Since the circle passes through points (2, 3) and (-1, 1).

=> (2 - h)² + (3 - k)² = r².........(i).

=> (-1 - h)² + (1 - k)² = r².........(ii).

Since the centre (h, k) of the circle lies on line => x - 3y - 11 = 0

=> x - 3y = 11 ..........(iii).

From equation (i). and (ii), we obtain

=> (2 - h)² + (3 - k)² = (-1 - h)² + (1 - k)²

=> 4 - 4h + h² + 9 - 6k + k² = 1 + 2k + h² + 1 - 2k + k²

=> 4 - 4h + 9 - 6k = 1 + 2k + 1 - 2k

=> 6h + 4k = 11 ........(iv).

On solving equations (iii) and (iv), we obtain

• h = 7/2 and k = -5/2

On substitution the values of h and k in equation (i), we obtain.

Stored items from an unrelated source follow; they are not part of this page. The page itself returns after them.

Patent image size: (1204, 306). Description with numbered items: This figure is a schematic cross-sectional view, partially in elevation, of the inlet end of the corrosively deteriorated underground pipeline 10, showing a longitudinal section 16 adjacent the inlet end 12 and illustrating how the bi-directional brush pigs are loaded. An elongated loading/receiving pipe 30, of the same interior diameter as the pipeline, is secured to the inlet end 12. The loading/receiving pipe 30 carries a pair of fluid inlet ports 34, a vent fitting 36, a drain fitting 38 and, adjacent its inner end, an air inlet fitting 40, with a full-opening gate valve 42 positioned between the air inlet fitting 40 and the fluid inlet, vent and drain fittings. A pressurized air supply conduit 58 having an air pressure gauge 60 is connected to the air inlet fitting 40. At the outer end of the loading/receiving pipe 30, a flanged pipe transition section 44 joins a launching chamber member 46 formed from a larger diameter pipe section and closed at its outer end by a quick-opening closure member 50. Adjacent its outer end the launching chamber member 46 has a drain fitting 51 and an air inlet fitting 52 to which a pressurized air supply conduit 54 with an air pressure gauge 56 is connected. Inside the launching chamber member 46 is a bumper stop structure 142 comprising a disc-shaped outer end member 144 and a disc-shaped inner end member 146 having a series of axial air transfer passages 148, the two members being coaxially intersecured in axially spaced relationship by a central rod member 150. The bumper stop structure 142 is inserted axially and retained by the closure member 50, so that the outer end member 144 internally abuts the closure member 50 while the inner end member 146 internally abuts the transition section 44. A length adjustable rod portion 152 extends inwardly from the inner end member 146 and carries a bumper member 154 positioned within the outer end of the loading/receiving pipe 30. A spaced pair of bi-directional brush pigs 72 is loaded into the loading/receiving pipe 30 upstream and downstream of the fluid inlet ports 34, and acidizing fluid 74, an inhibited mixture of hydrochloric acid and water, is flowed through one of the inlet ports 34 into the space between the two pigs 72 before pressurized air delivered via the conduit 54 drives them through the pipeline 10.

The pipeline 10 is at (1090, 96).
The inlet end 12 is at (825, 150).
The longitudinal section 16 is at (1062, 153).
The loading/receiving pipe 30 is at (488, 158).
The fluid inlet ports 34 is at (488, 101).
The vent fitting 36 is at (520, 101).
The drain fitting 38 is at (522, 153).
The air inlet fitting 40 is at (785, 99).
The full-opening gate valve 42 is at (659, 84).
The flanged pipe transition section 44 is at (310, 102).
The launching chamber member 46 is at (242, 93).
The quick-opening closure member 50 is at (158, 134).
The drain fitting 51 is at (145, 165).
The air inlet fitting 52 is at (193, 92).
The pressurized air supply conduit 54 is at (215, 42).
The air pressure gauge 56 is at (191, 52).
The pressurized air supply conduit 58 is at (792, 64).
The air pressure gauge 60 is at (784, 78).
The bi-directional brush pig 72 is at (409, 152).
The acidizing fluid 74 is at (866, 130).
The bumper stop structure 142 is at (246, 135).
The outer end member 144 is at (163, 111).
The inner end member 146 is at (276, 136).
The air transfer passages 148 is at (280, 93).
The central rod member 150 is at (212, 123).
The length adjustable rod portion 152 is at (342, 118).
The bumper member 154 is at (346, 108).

=> (2 - 7/2)² + (3 - 5/2)² = r²

=> (4 - 7/2)² + (6 + 5/2)² = r²

=> (-3/2)² + (11/2)² = r²

=> 9/4 + 121/4 = r²

=> 130/4 = r²

So, the equation of the circle.

=> (x - 7/2)² + (y + 5/2)² = (130/4)²

=> (2x - 7/2)² - (2y + 5/2)² = 130/4

=> 4x² - 28x + 49 - 4y² + 20y - 56 = 0

=> 4x² + 4y² - 28x + 20y - 56 = 0

=> 4(x² + y² - 7x + 5y - 14) = 0

=> x² + y² - 7x - 5y - 14 = 0

Hence, the equation of the required circle is x² + y² - 7x - 5y - 14 = 0.